Luckily McCahon, who died in 1987 after a difficult final decade defined by alcoholism and dementia, did not live to read an interview with one of our former Arts Ministers in which the public reception of his art was summed up and summarily dispatched: “"He's a strange one, isn't he? I just find it all a bit... bleak.” But then again, McCahon had to face the charge of bleakness during his lifetime too; “Death has been this artist’s overriding subject,” one of our most distinguished critics wrote in 1984. And one can see the tendency towards that interpretation: the bleak, post-apocalyptic landscapes in burnt umbers; the solitary journeys in remembrance of a friend through a landscape whose only feature is the horizon (his masterful Walk (Series C), held by Te Papa); or most clearly, in his final paintings, discovered after his death face-down in his studio, which declare the hopelessness of life in their quotation of Ecclesiastes—“I Counted the dead happy / because they were dead…” Yet an insistence upon McCahon’s obsession with death is to reduce him, to explain him away, to note only nighttime even when summertime days in New Zealand are two-thirds daylight. Bleakness did break through in McCahon’s work at times, but it was the exception. Far more he insisted upon life. To even bother to lift a brush, to daub its fibres with luminescent white and to form human words and symbols through darkness is an insistence on affirmation. His Waterfalls of 1964—single curving, expanding, finely modulated comets of human-created light through nothingness—are McCahon’s own I AM, his statement of existence, and his refusal to be seen as concerned only with death.

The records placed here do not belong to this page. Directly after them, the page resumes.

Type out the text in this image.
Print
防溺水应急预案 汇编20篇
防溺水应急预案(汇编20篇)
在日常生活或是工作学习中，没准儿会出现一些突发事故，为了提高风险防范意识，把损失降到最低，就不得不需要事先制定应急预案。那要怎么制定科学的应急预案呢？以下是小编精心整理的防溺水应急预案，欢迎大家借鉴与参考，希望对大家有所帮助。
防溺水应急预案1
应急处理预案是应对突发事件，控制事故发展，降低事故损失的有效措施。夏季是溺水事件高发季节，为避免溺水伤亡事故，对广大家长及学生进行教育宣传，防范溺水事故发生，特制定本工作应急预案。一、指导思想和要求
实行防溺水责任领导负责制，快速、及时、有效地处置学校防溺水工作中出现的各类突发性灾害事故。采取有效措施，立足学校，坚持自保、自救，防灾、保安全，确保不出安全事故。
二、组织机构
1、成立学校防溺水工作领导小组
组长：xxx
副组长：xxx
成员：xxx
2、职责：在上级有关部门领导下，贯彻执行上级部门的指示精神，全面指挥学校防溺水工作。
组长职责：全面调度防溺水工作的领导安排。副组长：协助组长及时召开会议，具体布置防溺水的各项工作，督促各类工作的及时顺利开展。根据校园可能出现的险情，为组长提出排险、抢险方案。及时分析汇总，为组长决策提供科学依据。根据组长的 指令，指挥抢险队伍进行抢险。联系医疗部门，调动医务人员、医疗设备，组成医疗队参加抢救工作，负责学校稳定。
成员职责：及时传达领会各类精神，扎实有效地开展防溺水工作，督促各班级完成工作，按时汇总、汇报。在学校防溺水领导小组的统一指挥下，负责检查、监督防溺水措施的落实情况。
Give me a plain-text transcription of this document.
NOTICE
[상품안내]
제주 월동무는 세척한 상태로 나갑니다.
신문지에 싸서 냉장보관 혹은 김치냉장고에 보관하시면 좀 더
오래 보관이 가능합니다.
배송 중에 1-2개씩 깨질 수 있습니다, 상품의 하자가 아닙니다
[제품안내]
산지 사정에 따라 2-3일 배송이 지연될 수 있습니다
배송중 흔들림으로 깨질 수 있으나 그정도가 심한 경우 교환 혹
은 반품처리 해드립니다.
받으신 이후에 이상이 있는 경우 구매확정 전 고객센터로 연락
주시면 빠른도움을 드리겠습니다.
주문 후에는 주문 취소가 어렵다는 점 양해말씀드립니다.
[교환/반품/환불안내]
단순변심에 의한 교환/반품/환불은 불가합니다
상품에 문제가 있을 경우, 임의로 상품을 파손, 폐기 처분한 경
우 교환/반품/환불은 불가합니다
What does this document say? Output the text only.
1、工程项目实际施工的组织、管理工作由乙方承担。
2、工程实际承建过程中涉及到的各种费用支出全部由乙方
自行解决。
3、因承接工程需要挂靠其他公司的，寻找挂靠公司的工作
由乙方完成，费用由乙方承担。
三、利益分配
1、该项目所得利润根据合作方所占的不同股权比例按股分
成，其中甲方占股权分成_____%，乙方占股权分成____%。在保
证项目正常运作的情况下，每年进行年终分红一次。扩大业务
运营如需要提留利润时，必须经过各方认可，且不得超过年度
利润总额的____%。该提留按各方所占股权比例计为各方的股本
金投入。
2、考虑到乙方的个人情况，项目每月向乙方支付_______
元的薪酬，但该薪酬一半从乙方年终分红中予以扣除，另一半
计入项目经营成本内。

In 1942 Allen Curnow asked, “Who reaches / A future down for us from the high shelf / Of spiritual daring?” Before New Zealand had a culture of its own, who would give us one deep enough to make these islands sustain our spirits? By now most New Zealanders have their answer. Colin McCahon did. It took decades too long to realise it; it is still an idea resisted by those who have not spent long enough with McCahon’s paintings; but we can most of us now say, emphatically, that Colin McCahon was the most spiritually daring of them all. Much of the painter’s reputation rests not on his art but on our art historical nationalism. The rest, however, is pure painting—a kind as soulful and as gutsy as anyone, in any country, will ever see.